Assis dans un café du centre, un jeune étudiant en sociologie me confie son désarroi. « Les gens ne comprennent pas que ces inondations sont le résultat d’un mal plus insidieux. Ce n’est pas seulement la pluie, c’est l’héritage de décennies de négligence », lâche-t-il, le regard perdu dans le tumulte de la rue. Il a raison. Ce qu’on retrouve dans le rapport préliminaire de la DPS n’est qu’une partie de l’histoire. Oui, des maisons sont englouties. Oui, des écoles se sont effondrées. Mais au-delà des destructions, se cache une question brûlante : qui porte réellement la responsabilité de cet apocalypse annoncé ?

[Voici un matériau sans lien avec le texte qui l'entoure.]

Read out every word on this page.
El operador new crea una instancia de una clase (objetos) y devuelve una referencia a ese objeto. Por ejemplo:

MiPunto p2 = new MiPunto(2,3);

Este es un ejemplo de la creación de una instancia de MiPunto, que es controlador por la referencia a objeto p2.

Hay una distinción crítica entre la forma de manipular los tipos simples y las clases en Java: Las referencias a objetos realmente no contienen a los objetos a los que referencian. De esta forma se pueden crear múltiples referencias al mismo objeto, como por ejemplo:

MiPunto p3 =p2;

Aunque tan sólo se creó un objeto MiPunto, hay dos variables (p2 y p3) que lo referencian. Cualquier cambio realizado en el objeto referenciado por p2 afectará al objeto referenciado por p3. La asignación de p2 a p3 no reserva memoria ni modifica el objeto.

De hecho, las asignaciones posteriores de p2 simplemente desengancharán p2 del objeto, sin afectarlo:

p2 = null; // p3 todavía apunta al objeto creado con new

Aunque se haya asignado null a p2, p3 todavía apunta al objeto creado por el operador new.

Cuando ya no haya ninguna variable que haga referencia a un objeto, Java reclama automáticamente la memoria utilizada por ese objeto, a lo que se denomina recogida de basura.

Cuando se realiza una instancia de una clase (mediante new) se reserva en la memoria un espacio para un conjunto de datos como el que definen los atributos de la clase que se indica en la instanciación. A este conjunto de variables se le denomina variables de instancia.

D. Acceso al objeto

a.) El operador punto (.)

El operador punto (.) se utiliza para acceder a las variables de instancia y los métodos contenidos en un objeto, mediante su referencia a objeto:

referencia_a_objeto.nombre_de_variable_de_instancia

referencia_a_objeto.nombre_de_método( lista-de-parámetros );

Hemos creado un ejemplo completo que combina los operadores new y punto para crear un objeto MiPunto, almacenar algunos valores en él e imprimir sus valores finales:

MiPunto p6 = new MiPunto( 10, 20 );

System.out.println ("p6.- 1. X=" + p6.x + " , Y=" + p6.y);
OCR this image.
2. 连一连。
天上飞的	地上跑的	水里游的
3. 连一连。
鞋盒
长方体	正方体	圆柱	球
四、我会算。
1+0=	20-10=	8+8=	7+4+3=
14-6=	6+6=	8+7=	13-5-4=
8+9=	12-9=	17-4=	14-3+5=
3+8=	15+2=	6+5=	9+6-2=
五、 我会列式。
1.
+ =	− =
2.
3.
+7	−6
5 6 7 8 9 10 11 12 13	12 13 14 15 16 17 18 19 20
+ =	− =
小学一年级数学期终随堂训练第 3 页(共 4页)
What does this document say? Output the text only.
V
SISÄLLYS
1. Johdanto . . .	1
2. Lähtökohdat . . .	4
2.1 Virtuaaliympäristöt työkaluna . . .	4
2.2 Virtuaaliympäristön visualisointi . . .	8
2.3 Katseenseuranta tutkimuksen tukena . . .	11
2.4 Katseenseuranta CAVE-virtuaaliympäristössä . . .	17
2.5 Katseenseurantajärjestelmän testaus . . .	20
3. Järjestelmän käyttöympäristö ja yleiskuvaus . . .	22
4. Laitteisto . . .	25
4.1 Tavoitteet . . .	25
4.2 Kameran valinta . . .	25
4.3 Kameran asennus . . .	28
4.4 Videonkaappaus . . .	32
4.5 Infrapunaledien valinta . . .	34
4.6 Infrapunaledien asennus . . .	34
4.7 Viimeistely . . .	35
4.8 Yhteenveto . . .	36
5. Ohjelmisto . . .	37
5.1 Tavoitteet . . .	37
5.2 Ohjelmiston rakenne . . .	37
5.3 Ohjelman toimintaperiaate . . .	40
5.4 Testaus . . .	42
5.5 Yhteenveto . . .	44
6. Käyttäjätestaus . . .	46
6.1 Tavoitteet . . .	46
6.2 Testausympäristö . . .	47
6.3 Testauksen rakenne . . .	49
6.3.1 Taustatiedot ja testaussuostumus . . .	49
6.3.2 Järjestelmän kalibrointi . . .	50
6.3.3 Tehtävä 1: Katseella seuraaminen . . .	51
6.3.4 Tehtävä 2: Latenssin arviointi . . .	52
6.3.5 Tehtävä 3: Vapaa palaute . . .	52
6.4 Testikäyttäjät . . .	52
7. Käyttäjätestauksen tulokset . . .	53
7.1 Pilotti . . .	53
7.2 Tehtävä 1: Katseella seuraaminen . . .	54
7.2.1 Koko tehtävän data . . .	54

La DPS évoque sans détour la transformation des rivières en égouts à ciel ouvert, mais peu se penchent sur les véritables coupables : l’urbanisation sauvage, l’absence d’infrastructures adaptées, un système de drainage obsolète qui ne ferait même pas l’affaire d’un petit coin de rue d’une ville occidentale. Les dirigeants passent, les promesses s’accumulent, mais le tableau reste figé, immuable. Comme si l’eau, déjà, ricanait en se déversant dans les ruelles.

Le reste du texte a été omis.